The Yalkut Shimoni shares an intriguing Midrash with us. Yosef sought to incarcerate his brothers. He sent a message to Pharaoh, “I need seventy of your strongest men to apprehend a group of foreigners.” When the soldiers arrived, Yosef told them to take chains and place them on his brothers. Shimon stood in front, while the rest of his brothers stood back at a distance. As they closed in on Shimon, he gave a loud scream, the sound of which shattered the teeth of all seventy men. Observing the debacle, Yosef turned to his son, Menasheh, who was standing by his side, and said, “You, take the chains and place it on his (Shimon’s) neck.” Menasheh approached Shimon, subdued him, and placed the chains on his neck, effectively taking him prisoner. Shimon declared, “This blow is from my father’s house,” indicating that only someone connected to the family of the Patriarch had the ability to overpower him.

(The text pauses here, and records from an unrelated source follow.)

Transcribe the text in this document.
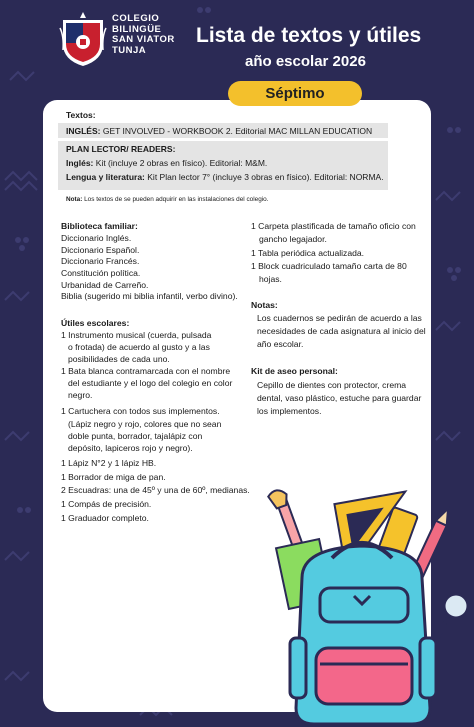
COLEGIO
BILINGÜE
SAN VIATOR
TUNJA
Lista de textos y útiles
año escolar 2026
Séptimo
Textos:
INGLÉS: GET INVOLVED - WORKBOOK 2. Editorial MAC MILLAN EDUCATION
PLAN LECTOR/ READERS:
Inglés: Kit (incluye 2 obras en físico). Editorial: M&M.
Lengua y literatura: Kit Plan lector 7° (incluye 3 obras en físico). Editorial: NORMA.
Nota: Los textos de se pueden adquirir en las instalaciones del colegio.
Biblioteca familiar:
Diccionario Inglés.
Diccionario Español.
Diccionario Francés.
Constitución política.
Urbanidad de Carreño.
Biblia (sugerido mi biblia infantil, verbo divino).
Útiles escolares:
1 Instrumento musical (cuerda, pulsada
o frotada) de acuerdo al gusto y a las
posibilidades de cada uno.
1 Bata blanca contramarcada con el nombre
del estudiante y el logo del colegio en color
negro.
1 Cartuchera con todos sus implementos.
(Lápiz negro y rojo, colores que no sean
doble punta, borrador, tajalápiz con
depósito, lapiceros rojo y negro).
1 Lápiz N°2 y 1 lápiz HB.
1 Borrador de miga de pan.
2 Escuadras: una de 45º y una de 60º, medianas.
1 Compás de precisión.
1 Graduador completo.
1 Carpeta plastificada de tamaño oficio con
gancho legajador.
1 Tabla periódica actualizada.
1 Block cuadriculado tamaño carta de 80
hojas.
Notas:
Los cuadernos se pedirán de acuerdo a las
necesidades de cada asignatura al inicio del
año escolar.
Kit de aseo personal:
Cepillo de dientes con protector, crema
dental, vaso plástico, estuche para guardar
los implementos.
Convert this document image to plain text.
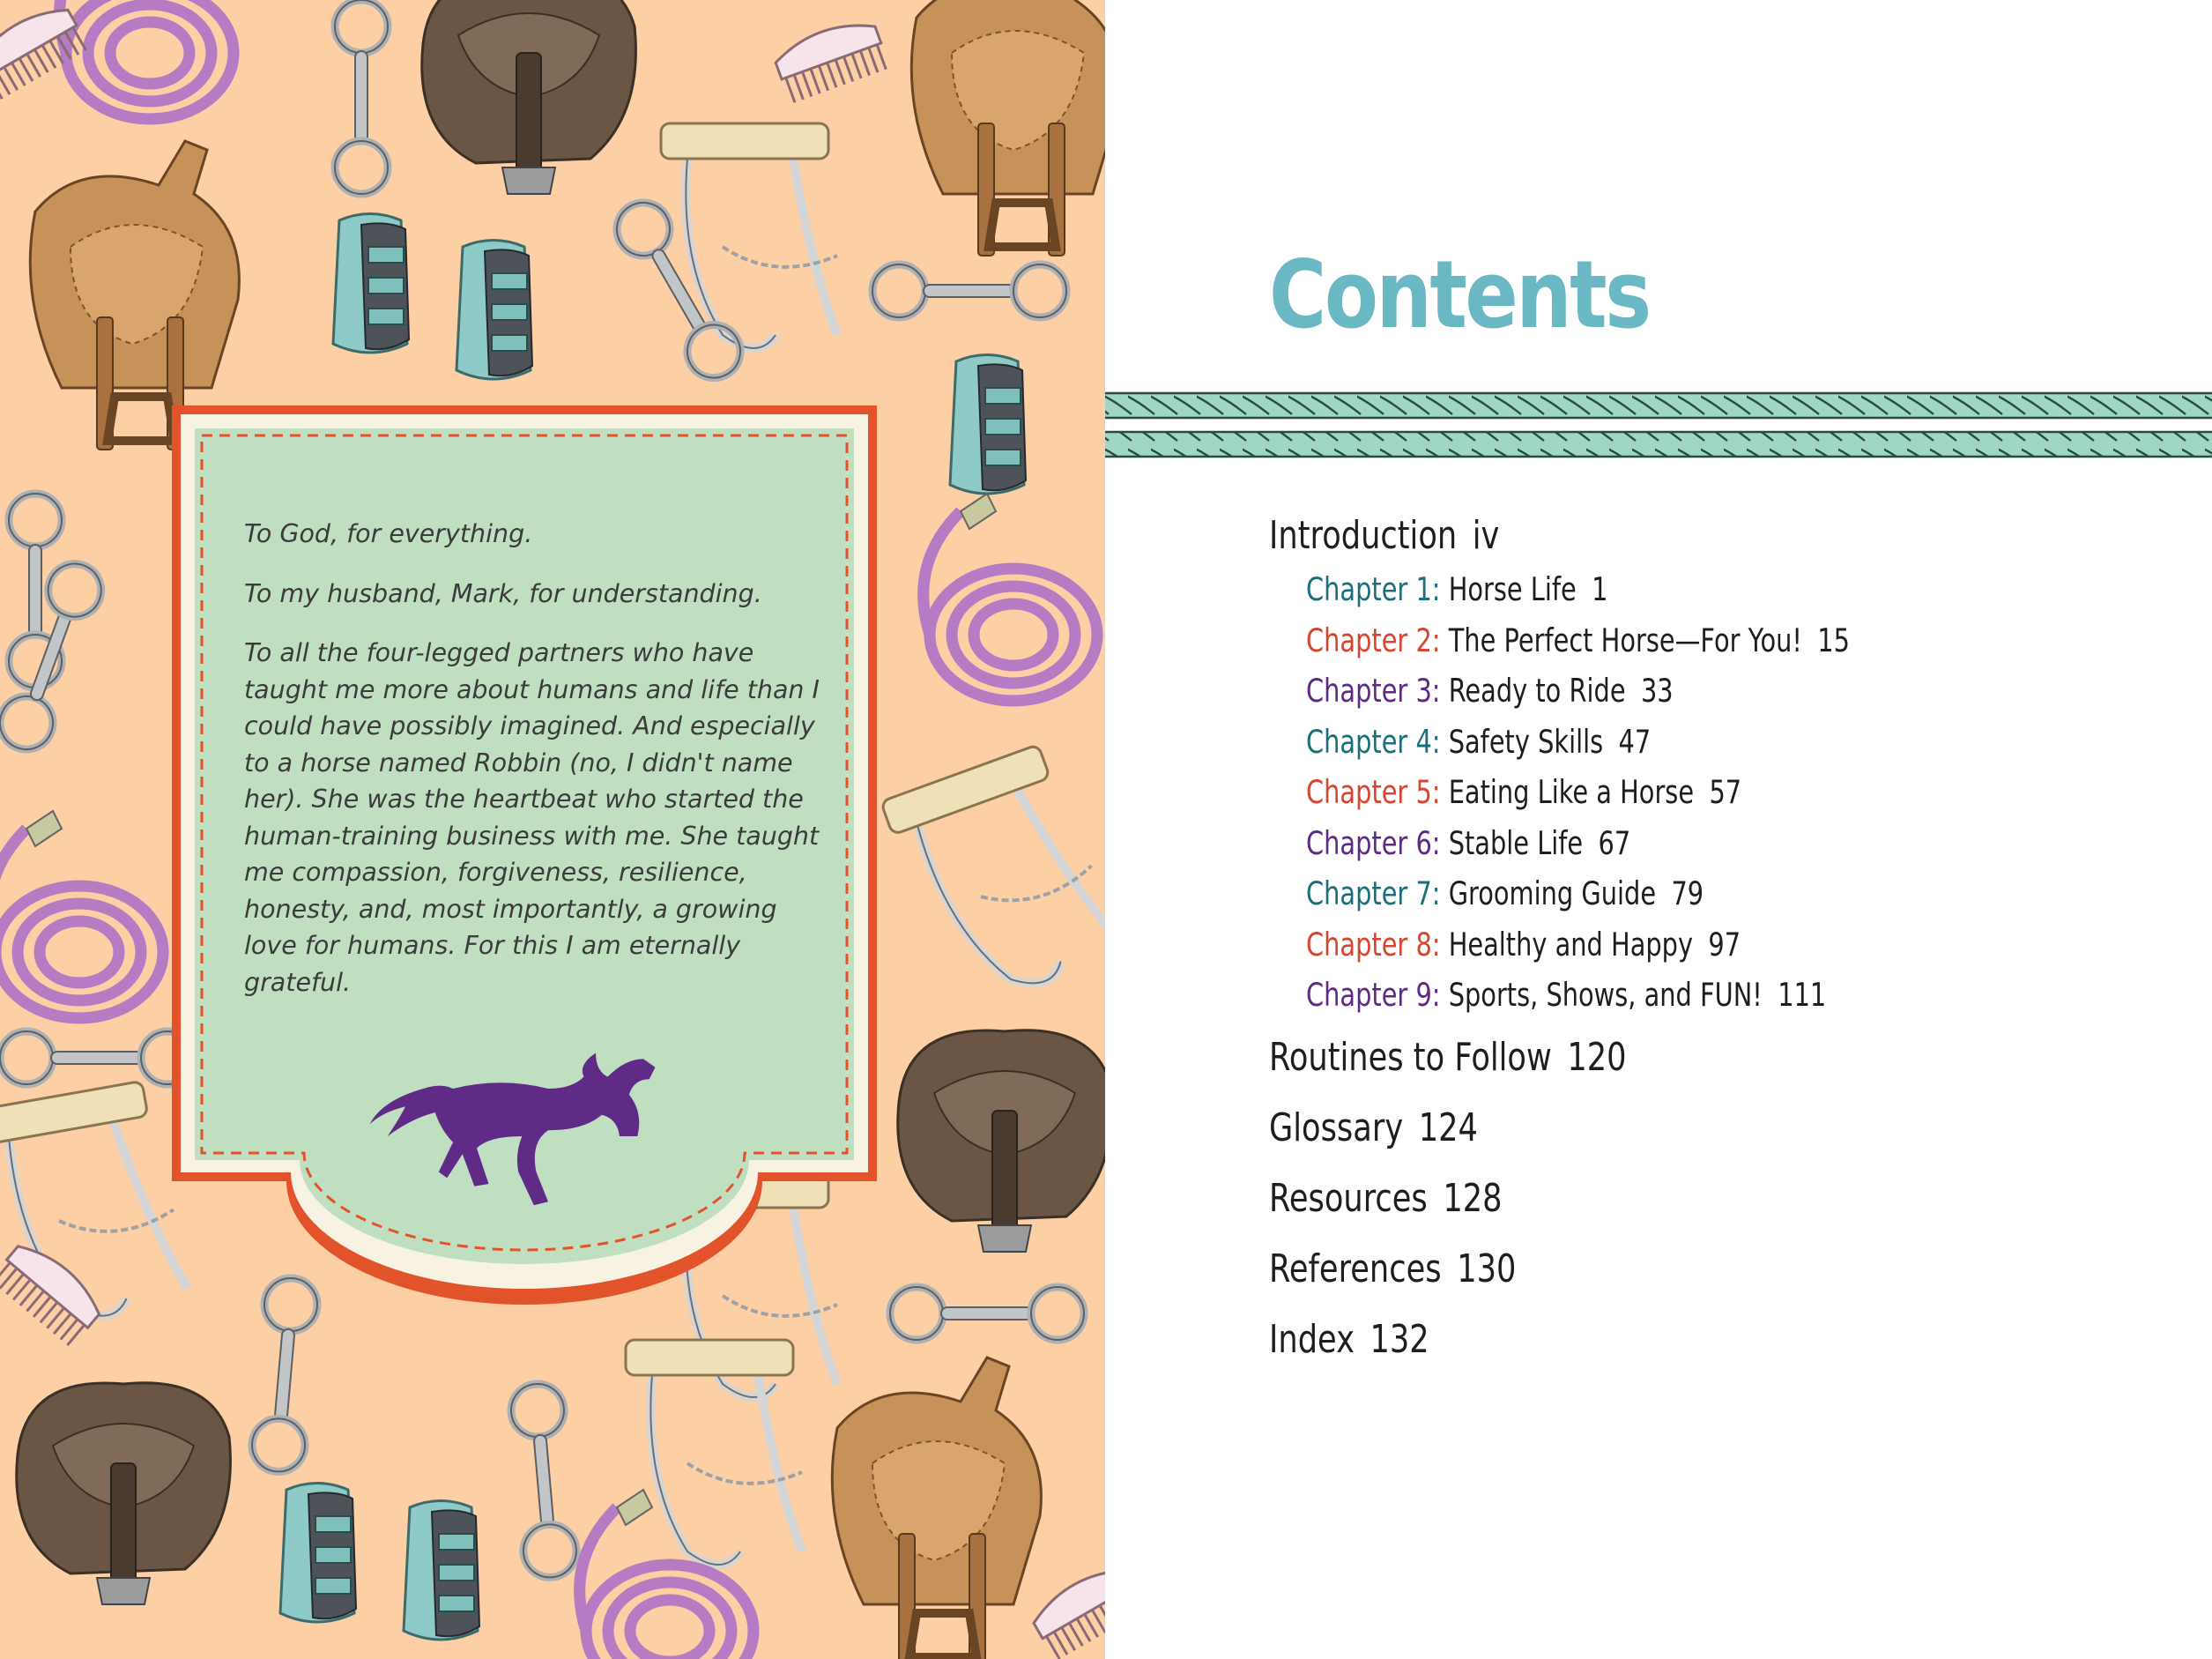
To God, for everything.

To my husband, Mark, for understanding.

To all the four-legged partners who have taught me more about humans and life than I could have possibly imagined. And especially to a horse named Robbin (no, I didn't name her). She was the heartbeat who started the human-training business with me. She taught me compassion, forgiveness, resilience, honesty, and, most importantly, a growing love for humans. For this I am eternally grateful.

Contents
Introduction iv
Chapter 1: Horse Life 1
Chapter 2: The Perfect Horse—For You! 15
Chapter 3: Ready to Ride 33
Chapter 4: Safety Skills 47
Chapter 5: Eating Like a Horse 57
Chapter 6: Stable Life 67
Chapter 7: Grooming Guide 79
Chapter 8: Healthy and Happy 97
Chapter 9: Sports, Shows, and FUN! 111
Routines to Follow 120
Glossary 124
Resources 128
References 130
Index 132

An incredible story, but is its focus to teach us that only someone from Yaakov Avinu’s home had the physical strength to subdue Shimon? Is this a lesson concerning who was stronger – Shimon or Menasheh? The Pardes Yosef offers an all-too-realistic homiletic rendering of this Midrash. Klal Yisrael is compared to a sheep among seventy wolves, an analogy that has, over time, proven itself true. We are not winning the popularity contest in the world. No one is for the Jewish People. We are tolerated, accepted by some, envied by others, but there is no one out there that is really on our side. No nation in the world, other than one engaged in pursuing its own self-interest, has our back. We have only Hashem upon Whom to rely, and we can live with it, because that is how the Almighty wants it. The less we have to do with them, the stronger is our spiritual health.
From a practical perspective, all seventy soldiers/nations of the world want to put the chains on Shimon/us. Shimon, however, is not interested in being subdued by them, so he screams out in prayer, as we do to the Almighty, entreating Him for help. The hands of Eisav are rendered powerless, when the kol, voice, is the kol Yaakov, the voice of Yaakov, in prayer, since prayer is what we do best, because it is our function and vocation. Eisav cannot subdue a Klal Yisrael that is committed to Hashem. His power is only when we remain spiritually docile, assimilated, and far-removed from the “Yaakov” we are supposed to represent.
We can deal with the external enemy; it is the internal antagonist whom we have little success in overpowering. When sonei Yisrael emerge from within our own ranks, then our lot is very bitter. Shimon realized that he could best the Egyptian soldiers with one scream, but when he saw a member of his own family strike him, it had a sobering effect on him. This “one” would be different. This one will not go away so fast. Such an adversary requires a much different game plan for success. When the enemies are from within – be they secularists with their cowardly liberal agenda; a member of our own camp who seeks to make a statement and garner personal recognition; or even a member of our own community, our own shul, whose insecure and low self-esteem provoke him to pour out virulent diatribe against anybody he can, for this is the only way he can promote himself and his agenda – such a disputant is a most difficult opponent.
Horav Reuven Abitbul, Shlita, quotes a sobering Midrash that is worth publicizing. When Hashem created steel, the trees began to shake with anxiety. After all, an ax/saw blade has the power to take down the strongest/tallest tree. So the (creation of) steel asked the trees, “Why are you afraid? As long as you do not put any wood into the eye of the axe-handle, the blade cannot function.” In other words, the trees are in danger from the steel only if their own wood participates in their destruction. Am Yisrael, our nation, can stand up and survive the onslaught of the nations of the world. We will triumph over them. It is when our own people are bent on destroying us that we come up against a most difficult adversary. In such a war – nobody wins.